Ich spüre, dass mir das Sperma in die Hoden schießt. Mit jedem weiteren Stoß, nähere ich mich meinem Orgasmus. Ich kann es kaum noch erwarten, ich werde noch schneller.
Tanja kreischt. Ihr junger Leib tanzt aufgespießt auf meiner in sie jagenden Lanze. Ich werde wahnsinnig, ich fühle... jia... ich komme...
Laut aufstöhnend wuchte ich mich in die entfesselte Tanja. Sie zuckt, ich zucke, zusammen rasen wir in einen gigantischen Orgasmus.
Doro neben mir beißt mir in die Schulter. Sie keucht:
„Ja, ich komme auch! Das ist so geil!“
Ich höre sie kaum, denn wieder erwischt mich eine Woge, die ich unter lauten Aufbrüllen in Tanjas entfesselten Schoß peitsche. Ich steche wieder zu, wieder zu... ich fühle, dass mir die geile Gischt durch den Schwanz jagt... poh, ich kann nicht mehr... meine Knie werden weich...
Vor mir lässt sich Tanja auf die Lehne sacken. Ihr Schoß zuckt immer noch.

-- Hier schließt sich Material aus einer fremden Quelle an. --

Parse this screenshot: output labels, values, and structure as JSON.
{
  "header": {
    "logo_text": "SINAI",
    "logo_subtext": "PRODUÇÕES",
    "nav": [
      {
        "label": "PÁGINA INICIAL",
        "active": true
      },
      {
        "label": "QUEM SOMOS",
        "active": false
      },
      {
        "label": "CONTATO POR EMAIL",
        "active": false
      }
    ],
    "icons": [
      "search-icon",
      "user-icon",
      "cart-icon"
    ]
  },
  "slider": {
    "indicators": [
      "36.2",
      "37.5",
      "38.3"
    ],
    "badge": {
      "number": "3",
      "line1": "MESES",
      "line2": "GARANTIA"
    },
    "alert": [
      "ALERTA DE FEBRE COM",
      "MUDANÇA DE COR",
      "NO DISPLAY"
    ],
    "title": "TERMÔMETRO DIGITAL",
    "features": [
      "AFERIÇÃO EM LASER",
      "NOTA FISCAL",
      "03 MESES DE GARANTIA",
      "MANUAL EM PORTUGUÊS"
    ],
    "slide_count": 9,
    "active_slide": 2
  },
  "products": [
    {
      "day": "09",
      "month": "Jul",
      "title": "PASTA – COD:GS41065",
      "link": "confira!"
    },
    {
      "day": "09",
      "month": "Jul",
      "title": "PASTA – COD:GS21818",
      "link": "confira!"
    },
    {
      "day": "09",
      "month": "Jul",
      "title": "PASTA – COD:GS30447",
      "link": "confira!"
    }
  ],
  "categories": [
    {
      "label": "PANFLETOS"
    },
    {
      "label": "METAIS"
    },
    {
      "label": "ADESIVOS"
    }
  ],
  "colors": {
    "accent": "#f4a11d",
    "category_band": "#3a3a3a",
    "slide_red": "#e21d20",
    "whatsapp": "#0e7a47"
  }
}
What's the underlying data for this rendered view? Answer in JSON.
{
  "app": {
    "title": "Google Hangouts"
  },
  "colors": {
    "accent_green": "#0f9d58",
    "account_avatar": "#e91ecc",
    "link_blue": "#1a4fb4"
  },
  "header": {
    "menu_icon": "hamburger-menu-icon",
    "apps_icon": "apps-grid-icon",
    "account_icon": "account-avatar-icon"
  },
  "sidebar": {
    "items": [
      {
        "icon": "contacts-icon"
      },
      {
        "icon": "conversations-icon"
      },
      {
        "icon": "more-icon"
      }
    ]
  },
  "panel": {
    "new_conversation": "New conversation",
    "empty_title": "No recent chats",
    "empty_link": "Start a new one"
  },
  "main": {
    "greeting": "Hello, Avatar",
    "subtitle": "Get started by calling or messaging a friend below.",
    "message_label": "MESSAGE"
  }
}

Nasse Schlieren lösen sich zwischen ihren Schenkeln und tropfen auf den Boden.
Ich taumele zur Couch, auf der ich mich mit ausgebreiteten Armen auf den Rücken fallen lasse... Mann, ich bin so fertig...
Nach und nach kommen einige Mädchen heran. Sie streicheln mir über die Brust, eine Hand tätschelt meinen erschlafften Krieger.
„Gibst du mir einen Kuss“, drängt Tanja Gaby zur Seite.
Wir küssen uns, es ist schön, sehr schön.
„Ich glaube“, richtet sich Tanja auf, „ich habe mich in dich verliebt.“
Ich stutze, doch bevor ich etwas sagen kann, fügt Anne hinzu:
„Ich glaube, wir lieben uns alle!“
Ich höre diese Worte, ich verstehe sie auch, aber ich weiß auch, dass das hier alles in einem riesigen Chaos enden kann.